Comparative mitogenomics of the eulipotyphlan species (Mammalia, Eulipotyphla) provides novel insights into the molecular evolution of hibernation.

Abstract

Hibernation is an elaborate response strategy employed by numerous mammals to survive in cold conditions that involves active suppression of metabolism. Despite the role of mitochondria as energy metabolism centers during hibernation, the adaptive and evolutionary mechanisms of mitochondrial genes in hibernating animals, like hedgehogs in eulipotyphlan species, are not yet fully understood. In this study, we sequenced and assembled mitochondrial genomes of the hibernating four-toed hedgehog (Atelerix albiventris) and the non-hibernating Asian house shrew (Suncus murinus).
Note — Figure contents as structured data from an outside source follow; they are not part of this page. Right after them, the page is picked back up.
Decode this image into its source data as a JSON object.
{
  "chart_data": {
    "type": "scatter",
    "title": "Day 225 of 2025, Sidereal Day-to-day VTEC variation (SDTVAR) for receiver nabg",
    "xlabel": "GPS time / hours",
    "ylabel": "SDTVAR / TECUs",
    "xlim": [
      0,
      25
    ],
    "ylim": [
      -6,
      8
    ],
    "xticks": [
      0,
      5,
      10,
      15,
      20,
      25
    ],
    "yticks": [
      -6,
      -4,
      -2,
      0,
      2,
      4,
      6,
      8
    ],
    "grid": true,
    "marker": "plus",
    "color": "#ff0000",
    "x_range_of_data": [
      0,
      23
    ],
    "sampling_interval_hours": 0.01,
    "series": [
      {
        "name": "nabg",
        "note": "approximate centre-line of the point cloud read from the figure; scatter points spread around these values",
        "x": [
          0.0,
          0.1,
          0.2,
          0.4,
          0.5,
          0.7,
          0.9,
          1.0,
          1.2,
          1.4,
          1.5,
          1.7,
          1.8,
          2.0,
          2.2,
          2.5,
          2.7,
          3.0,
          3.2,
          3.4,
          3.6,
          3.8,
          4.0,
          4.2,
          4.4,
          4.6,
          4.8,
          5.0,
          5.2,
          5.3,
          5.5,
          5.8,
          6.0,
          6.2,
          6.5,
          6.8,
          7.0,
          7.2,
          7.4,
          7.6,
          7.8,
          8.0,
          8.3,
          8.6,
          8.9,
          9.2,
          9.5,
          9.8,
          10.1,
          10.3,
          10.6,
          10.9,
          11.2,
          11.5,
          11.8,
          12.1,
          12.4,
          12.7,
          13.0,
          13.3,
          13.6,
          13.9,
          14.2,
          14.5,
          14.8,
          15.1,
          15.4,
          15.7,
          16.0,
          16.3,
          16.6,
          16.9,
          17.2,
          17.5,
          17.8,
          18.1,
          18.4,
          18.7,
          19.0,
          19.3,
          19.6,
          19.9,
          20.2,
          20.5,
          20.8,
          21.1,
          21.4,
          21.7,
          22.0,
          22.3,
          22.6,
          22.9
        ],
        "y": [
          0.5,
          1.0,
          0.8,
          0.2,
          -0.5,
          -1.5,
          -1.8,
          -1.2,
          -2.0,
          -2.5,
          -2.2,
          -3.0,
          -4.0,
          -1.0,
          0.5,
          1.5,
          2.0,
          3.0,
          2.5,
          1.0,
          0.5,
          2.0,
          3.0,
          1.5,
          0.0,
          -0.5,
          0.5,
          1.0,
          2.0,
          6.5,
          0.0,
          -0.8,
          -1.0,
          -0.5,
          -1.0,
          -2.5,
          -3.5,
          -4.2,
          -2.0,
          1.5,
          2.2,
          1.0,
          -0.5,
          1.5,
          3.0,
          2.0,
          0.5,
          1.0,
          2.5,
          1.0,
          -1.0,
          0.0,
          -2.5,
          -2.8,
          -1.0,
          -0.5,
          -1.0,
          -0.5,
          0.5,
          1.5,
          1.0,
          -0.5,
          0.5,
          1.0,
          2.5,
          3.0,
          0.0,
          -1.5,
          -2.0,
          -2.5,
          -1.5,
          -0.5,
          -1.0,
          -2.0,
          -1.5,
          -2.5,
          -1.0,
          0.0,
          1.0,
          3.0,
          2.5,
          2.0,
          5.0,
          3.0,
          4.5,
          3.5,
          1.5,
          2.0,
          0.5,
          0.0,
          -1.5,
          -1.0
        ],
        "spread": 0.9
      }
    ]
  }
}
While no significant positive selection was detected, we identified unique amino acid substitutions and accelerated evolutionary rates of mitochondrial proteins and the encoding genes in hibernating hedgehogs. Moreover, the distinctive evolutionary patterns indicated a potential link among the adaptive evolution of mitochondrial genes (such as ATP6, CYTB, and ND6), the phenotypes of hibernation and longevity in eulipotyphlan species. These three genes evolved rapidly in hibernating Erinaceidae species and exhibited significant correlations with the two distinct phenotypes, indicating their pivotal roles in the evolution of hibernation and longevity. These findings provide insights into the genetic mechanisms responsible for metabolic plasticity and longevity in eulipotyphlan hibernators, with implications for other mammalian taxa.